O cruzamento de meios e de inovação no que tange o audiovisual televiso originaram o nome PluriTV. Essa nova televisão buscar atender a diferentes segmentos, com variedade na oferta de produtos simbólicos, além da multiplicidade de telas para a visualização. Ela está na internet, no celular, no aparelho móvel, no ônibus, nas aeronaves, nos trens, nos táxis, nos carros, nos espaços de circulação em geral (edifícios, shoppings centers, saguões de espera) elevadores, outdoors e também no televisor de casa. Esta ampliação acaba pulverizando os investimentos feitos por patrocinadores, pois com a audiência distribuída de forma mais ampla, o foco passa a ter um alvo mais especifico, e os investidores tentam manter a liderança para capturar a maior fatia do bolo. De forma lenta, o estado tenta regular esta nova estrutura mutante, já que a PluriTV, em tese, serve para democratizar o conteúdo midiático, e a internet passou a ser uma grande aliada para que isso ocorra. O Brasil precisava avançar na digitalização televisa, pois desde a década de 90, a TV digital já era pauta do governo. Este avanço não dependia unicamente das emissoras, já que concessões públicas dependem de outorga do governo. Era necessária uma ação por parte do poder político no setor de comunicação. A complexidade do quadro midiático na escolha de um sistema digital não permitiria erros e envolvia as influências das operadoras de telefonia móvel, interessadas em entrar no negócio e detentoras de grandes montantes financeiros para investimentos. A definição do sistema a ser usado era o ponto fundamental da discussão, já que ele atingiria os canais, os aparelhos receptores, as empresas que fabricam os equipamentos, os conglomerados que apresentam opções de convergência de serviços e os espectadores. De antemão, observando essa pluralidade, pode-se destacar a

3


mutações ocorridas tanto no monitor quanto no conteúdo. Na maioria das vezes, o conteúdo passa a ser mais voltado ao “interesse do público” do que ao “interesse público”. Nesse ponto, há a necessidade de visualizar a diferença entre esses interesses, já que o primeiro “do Público”- orienta-se ao que o espectador (considerado parte de uma engrenagem) quer assistir. E o segundo –“público”- àquilo que é socialmente pertinente, os deveres da televisão como instrumento de serviço à coletividade.

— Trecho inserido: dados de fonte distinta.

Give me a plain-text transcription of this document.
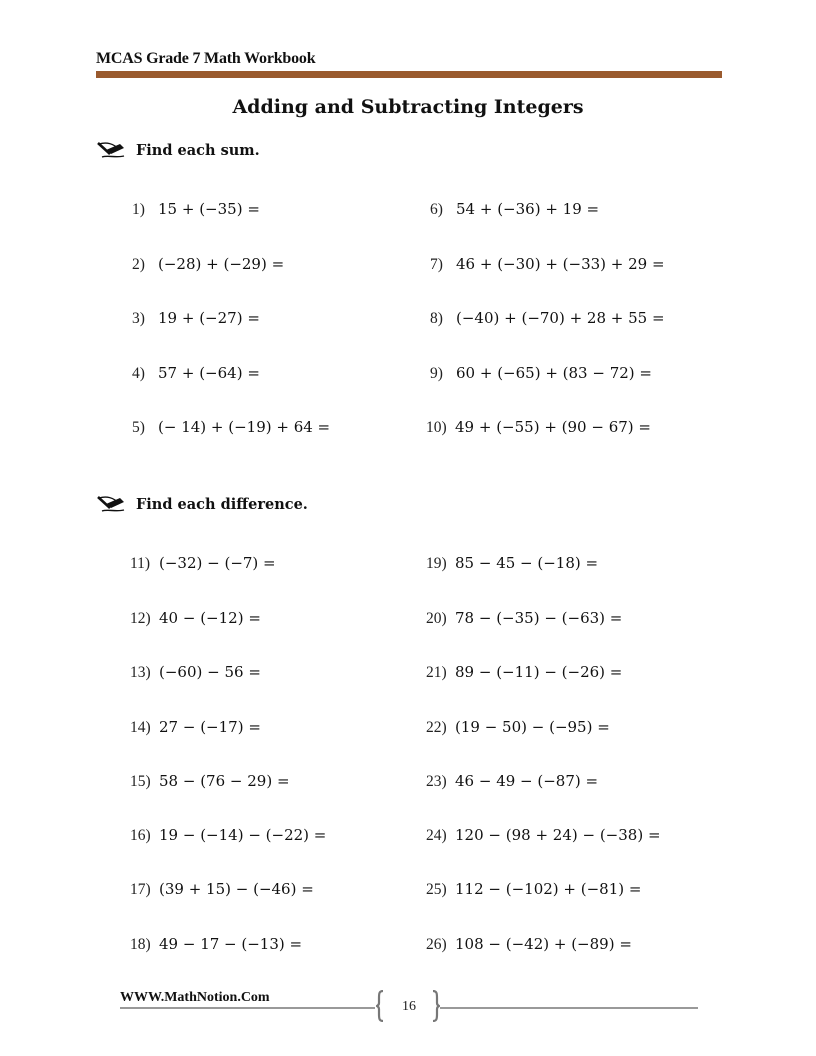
MCAS Grade 7 Math Workbook
Adding and Subtracting Integers
Find each sum.
1) 15 + (−35) =
2) (−28) + (−29) =
3) 19 + (−27) =
4) 57 + (−64) =
5) (− 14) + (−19) + 64 =
6) 54 + (−36) + 19 =
7) 46 + (−30) + (−33) + 29 =
8) (−40) + (−70) + 28 + 55 =
9) 60 + (−65) + (83 − 72) =
10) 49 + (−55) + (90 − 67) =
Find each difference.
11) (−32) − (−7) =
12) 40 − (−12) =
13) (−60) − 56 =
14) 27 − (−17) =
15) 58 − (76 − 29) =
16) 19 − (−14) − (−22) =
17) (39 + 15) − (−46) =
18) 49 − 17 − (−13) =
19) 85 − 45 − (−18) =
20) 78 − (−35) − (−63) =
21) 89 − (−11) − (−26) =
22) (19 − 50) − (−95) =
23) 46 − 49 − (−87) =
24) 120 − (98 + 24) − (−38) =
25) 112 − (−102) + (−81) =
26) 108 − (−42) + (−89) =
WWW.MathNotion.Com
16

O que se vê são ações para buscar anunciantes e audiência, fazendo uso de programas apelativos, que se sobrepõem a exibição de produções de qualidade. A interatividade e a convergência de meios acabam sendo significativas, pois tencionam os dados, passando a gerar novas percepções do audiovisual. Contudo, deixa claro que assim como no princípio, o capital humano é o grande diferencial da mídia. Sem dúvida a internet foi à principal ferramenta de todo esse modificador de paradigmas e fez o mercado midiático se rearranjar. Todavia, não implicou uma total renovação nas lógicas socioculturais da televisão. Sozinho o equipamento não resolve, afinal de contas, o homem é que se manifesta diante das máquinas.